It is possible that woolly mammoths roamed the northwest of the North American continent about 5,700 years ago – thousands of years later than the latest fossil remains. Even wild horses probably lived in this area at this time. This is the result of a working group led by Tyler Murchie and Hendrik Poiner of McMaster University in Hamilton, Canada, evaluating traces of DNA from permafrost soils.
what the team now does for their study In »Nature Communications« Published, it has collected drill cores in a field near the Klondike River in the Yukon Territory of Canada. From the sediments of the permafrost, the researchers filtered out DNA fragments from the period 30,000 to 4,000 years ago.

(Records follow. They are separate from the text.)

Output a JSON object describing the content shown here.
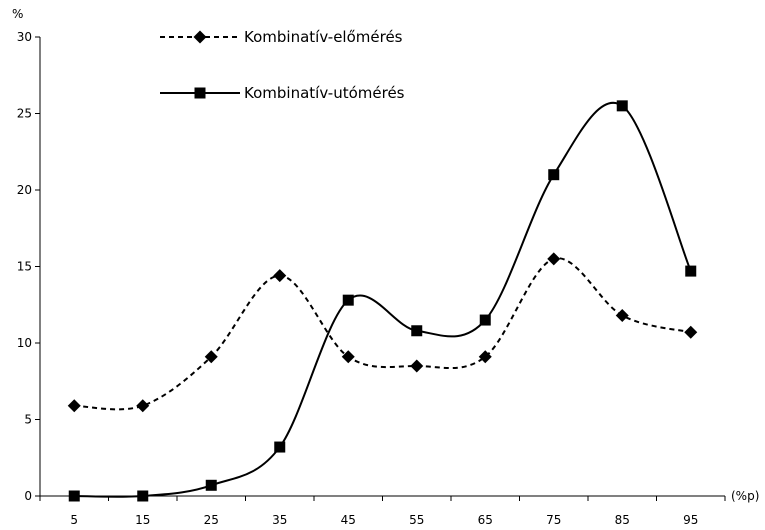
{
  "chart_data": {
    "type": "line",
    "title": "",
    "xlabel": "(%p)",
    "ylabel": "%",
    "x": [
      5,
      15,
      25,
      35,
      45,
      55,
      65,
      75,
      85,
      95
    ],
    "x_tick_labels": [
      "5",
      "15",
      "25",
      "35",
      "45",
      "55",
      "65",
      "75",
      "85",
      "95"
    ],
    "ylim": [
      0,
      30
    ],
    "y_ticks": [
      0,
      5,
      10,
      15,
      20,
      25,
      30
    ],
    "y_tick_labels": [
      "0",
      "5",
      "10",
      "15",
      "20",
      "25",
      "30"
    ],
    "grid": false,
    "smooth": true,
    "legend_position": "top-left",
    "series": [
      {
        "name": "Kombinatív-előmérés",
        "values": [
          5.9,
          5.9,
          9.1,
          14.4,
          9.1,
          8.5,
          9.1,
          15.5,
          11.8,
          10.7
        ],
        "line_style": "dashed",
        "marker": "diamond",
        "color": "#000000"
      },
      {
        "name": "Kombinatív-utómérés",
        "values": [
          0.0,
          0.0,
          0.7,
          3.2,
          12.8,
          10.8,
          11.5,
          21.0,
          25.5,
          14.7
        ],
        "line_style": "solid",
        "marker": "square",
        "color": "#000000"
      }
    ]
  }
}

Using gene snippets, they identified several animal and plant species such as mammoths, bison and wild horses, as well as some predators such as gray wolves and martens.
Megafauna populations began to decline about 20,000 years ago, and woolly mammoths in particular appear to be declining rapidly. The animal population declined during the Ice Age around 14,000 to 10,000 years ago when the climate changed. The vegetation changed significantly during this phase. Meadows gave way to bushes. However, in their samples, the research group continued to search for some genetic remains of mammoths and wild horses. The last fossils are about 5700 years old, while the youngest fossils are about 7000 years old.
“It is possible that smaller populations may have survived in distant niches, a size too small for the fossil record,” the scientists wrote in their study. The fact that the megafauna disappeared was probably due to several factors. Most researchers attribute this to climate change or the appearance of the first humans on the American continent. Isolated populations of woolly mammoths have been identified elsewhere: the mammoths lived on Russian Wrangel Island in the Arctic Ocean and on St. Paul’s Island in the Bering Sea between 4000 and 5500 years ago, respectively. The two places were once cut off from the mainland by rising sea water.